At the same time, as a father, a bishop should give special attention to certain groups of his children.
On the one hand, primarily he should be a father for his priests, whom are his children and participate in the mission of his fatherhood. And of course without them, it will be very difficult duty to take care of all his children! As Pope Francis said to certain group of bishop: “Do not forget that the Bishop’s closest neighbour is the presbyter. Each presbyter must feel the closeness of his Bishop” (Address, 9 September 2016).
On the other hand, a bishop should be pater pauperum, namely a father for the poor.

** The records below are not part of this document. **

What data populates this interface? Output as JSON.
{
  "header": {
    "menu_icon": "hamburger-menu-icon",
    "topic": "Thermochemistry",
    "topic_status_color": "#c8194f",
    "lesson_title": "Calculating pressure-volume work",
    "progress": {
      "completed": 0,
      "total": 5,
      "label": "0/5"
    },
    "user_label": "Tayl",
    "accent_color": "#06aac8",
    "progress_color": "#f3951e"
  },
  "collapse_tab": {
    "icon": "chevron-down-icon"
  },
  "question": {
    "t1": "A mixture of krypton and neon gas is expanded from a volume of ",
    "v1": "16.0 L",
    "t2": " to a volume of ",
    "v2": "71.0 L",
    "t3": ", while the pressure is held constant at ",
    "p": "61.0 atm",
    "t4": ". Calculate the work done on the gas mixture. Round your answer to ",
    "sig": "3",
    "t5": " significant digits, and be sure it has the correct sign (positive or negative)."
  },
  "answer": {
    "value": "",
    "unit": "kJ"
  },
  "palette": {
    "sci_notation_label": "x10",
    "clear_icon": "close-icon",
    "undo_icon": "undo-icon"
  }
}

Immediately the new bishop will be asked: “Are you willing, in the name of the Lord, to be generous and merciful to the poor and all the people who need comfort and help?” As we had already reflected on the Year of Mercy, to practice the work of mercy, we should not reduce human needs into mere material need. Let us always remember that the poor also has spiritual need and that the people who are not poor materially often need spiritual helps. In this context, then, we should understand the term “a father for the poor”.

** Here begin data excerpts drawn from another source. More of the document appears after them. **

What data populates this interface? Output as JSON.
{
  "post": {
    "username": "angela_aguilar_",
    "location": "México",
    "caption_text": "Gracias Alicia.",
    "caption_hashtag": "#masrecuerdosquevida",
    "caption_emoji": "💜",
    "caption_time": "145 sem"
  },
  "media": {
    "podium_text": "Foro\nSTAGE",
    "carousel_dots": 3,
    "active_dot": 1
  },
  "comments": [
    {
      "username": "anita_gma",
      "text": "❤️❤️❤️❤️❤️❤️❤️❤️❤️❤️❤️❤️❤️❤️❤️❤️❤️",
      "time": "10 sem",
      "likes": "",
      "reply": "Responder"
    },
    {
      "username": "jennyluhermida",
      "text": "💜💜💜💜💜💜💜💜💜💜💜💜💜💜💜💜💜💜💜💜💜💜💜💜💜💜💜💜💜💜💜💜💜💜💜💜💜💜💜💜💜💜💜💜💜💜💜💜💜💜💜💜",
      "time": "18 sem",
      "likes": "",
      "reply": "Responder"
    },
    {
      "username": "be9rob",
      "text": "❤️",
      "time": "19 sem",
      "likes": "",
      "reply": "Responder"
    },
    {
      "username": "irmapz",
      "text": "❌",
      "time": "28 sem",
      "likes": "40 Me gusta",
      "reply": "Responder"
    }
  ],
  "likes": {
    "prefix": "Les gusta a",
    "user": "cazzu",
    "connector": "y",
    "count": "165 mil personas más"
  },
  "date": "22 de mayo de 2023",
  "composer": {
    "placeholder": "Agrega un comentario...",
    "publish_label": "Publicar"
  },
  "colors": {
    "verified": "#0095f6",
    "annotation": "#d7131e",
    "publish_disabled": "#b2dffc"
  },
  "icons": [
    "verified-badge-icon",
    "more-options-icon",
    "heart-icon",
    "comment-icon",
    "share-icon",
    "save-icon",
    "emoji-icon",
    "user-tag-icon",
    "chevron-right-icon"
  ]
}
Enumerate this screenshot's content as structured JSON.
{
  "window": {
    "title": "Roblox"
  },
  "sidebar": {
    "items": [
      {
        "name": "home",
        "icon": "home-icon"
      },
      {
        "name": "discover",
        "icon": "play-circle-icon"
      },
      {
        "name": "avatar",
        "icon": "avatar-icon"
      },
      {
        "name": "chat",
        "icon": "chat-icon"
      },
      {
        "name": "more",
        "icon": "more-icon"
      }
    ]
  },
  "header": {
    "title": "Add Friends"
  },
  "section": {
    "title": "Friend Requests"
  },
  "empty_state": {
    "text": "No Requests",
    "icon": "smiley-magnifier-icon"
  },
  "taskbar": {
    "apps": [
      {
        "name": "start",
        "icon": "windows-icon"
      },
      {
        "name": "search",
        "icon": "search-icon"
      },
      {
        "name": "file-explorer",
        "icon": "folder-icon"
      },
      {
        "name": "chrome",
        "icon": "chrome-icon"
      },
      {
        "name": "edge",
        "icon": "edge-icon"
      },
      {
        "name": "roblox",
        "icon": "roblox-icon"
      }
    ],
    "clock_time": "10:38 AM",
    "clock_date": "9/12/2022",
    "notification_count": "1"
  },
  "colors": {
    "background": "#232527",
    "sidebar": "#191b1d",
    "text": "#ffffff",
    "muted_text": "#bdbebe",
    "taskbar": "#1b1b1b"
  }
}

A bishop’s paternity towards everyone and each of their children has as their starting point the knowledge of them. Like Jesus, a bishop must also be able to say: “I know my sheep, and my sheep know me” (Jn 10:14). That is why a bishop must seek contact with communities and with individuals, especially with his priests. And in order to do this, he must be constantly present in the diocese and parishes and be as accessible as possible. Thus, he will be able to know his children, their characteristics, their limitations and defects, their talents, their needs, and help them grow in holiness and apostolate.
This obviously demands from a bishop the spirit of sacrifice: he should sacrifice his time, his physical, intellectual and spiritual energies, his interests, perhaps even good, but without distracting him from his pastoral assignments. Moreover, is it not the example of many fathers and mothers, who are capable of giving up everything for the good of their children? Is this not especially the example that Jesus gave us a Good Shepherd, who offered Himself totally for his sheep?

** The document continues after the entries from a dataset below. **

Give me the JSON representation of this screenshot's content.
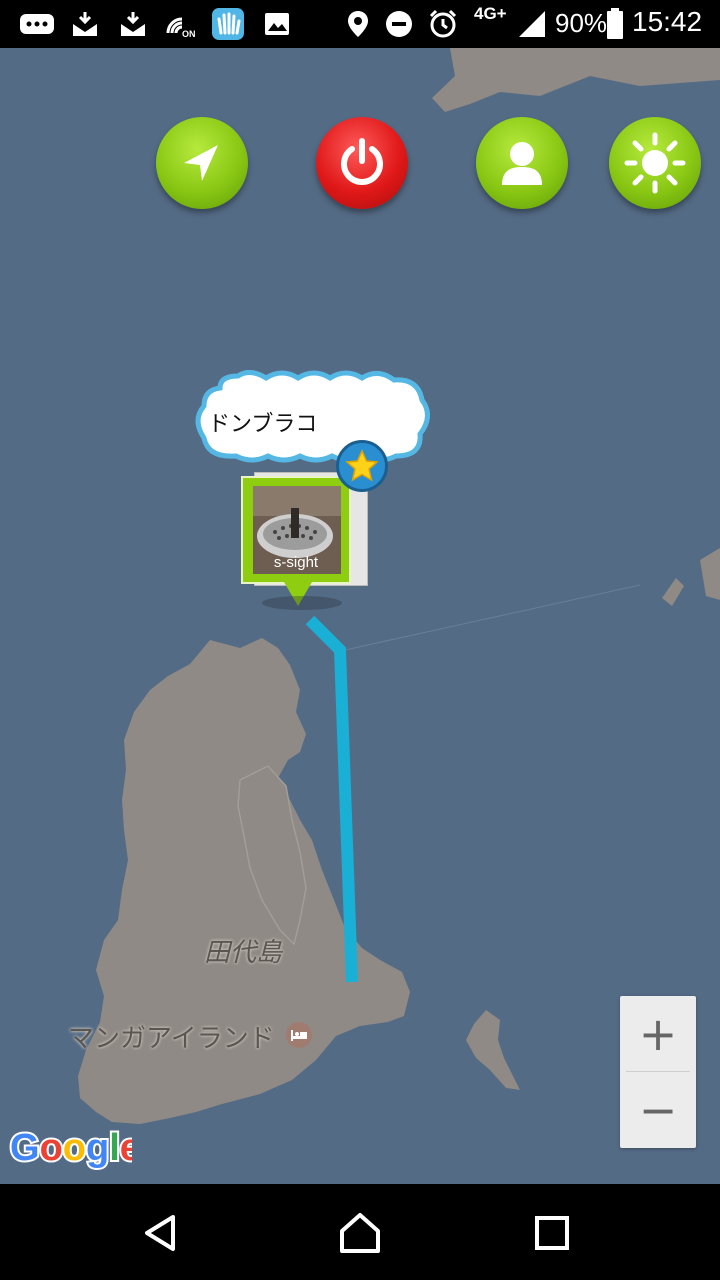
{
  "status_bar": {
    "network": "4G+",
    "battery": "90%",
    "time": "15:42",
    "icons": [
      "message-icon",
      "mail-download-icon",
      "mail-download-icon",
      "nfc-icon",
      "hi-app-icon",
      "image-icon",
      "location-icon",
      "do-not-disturb-icon",
      "alarm-icon",
      "signal-icon",
      "battery-icon"
    ]
  },
  "toolbar": {
    "buttons": [
      "navigate-button",
      "power-button",
      "profile-button",
      "brightness-button"
    ],
    "colors": {
      "green": "#8cc716",
      "red": "#e01818"
    }
  },
  "map": {
    "water_color": "#546b85",
    "land_color": "#8f8a85",
    "route_color": "#1aafd4",
    "labels": {
      "island": "田代島",
      "place": "マンガアイランド"
    },
    "attribution": "Google"
  },
  "marker": {
    "name": "ドンブラコ",
    "photo_label": "s-sight",
    "favorite_icon": "star-icon"
  },
  "zoom": {
    "in": "+",
    "out": "−"
  },
  "nav_bar": {
    "buttons": [
      "back-button",
      "home-button",
      "recents-button"
    ]
  }
}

4. There is a way in which a bishop – and not just him! – can and must exercise his paternity: prayer. A bishop must be a father who prays for his Church, for all and for each of his children. The people and situations he encounters are the contents of his prayerful dialogue with God every day. With a beautiful expression, Pope Francis – recapturing the episode of Abraham interceding for Sodom and Gomorrah – says that a bishop’s prayer is “the “Negotiating” with God for his people”(Address, 19.5.2014).
And a bishop’s prayer for his people must correspond to the people’s prayer for the one who is the common father. In short, we will sing the litany of the Saints, the invocation addressed to the heavenly Church to intercede for the pilgrim Church on earth, and in particular for the new shepherd and the people entrusted to him. The new bishop, and also all bishops, need the prayer of all the faithful, so that they can be true fathers. And prayer will help everyone and each of the members of the Church to faithfully consider their bishops and to consider them as those who represent us “the Father of Jesus Christ, bishop of all.”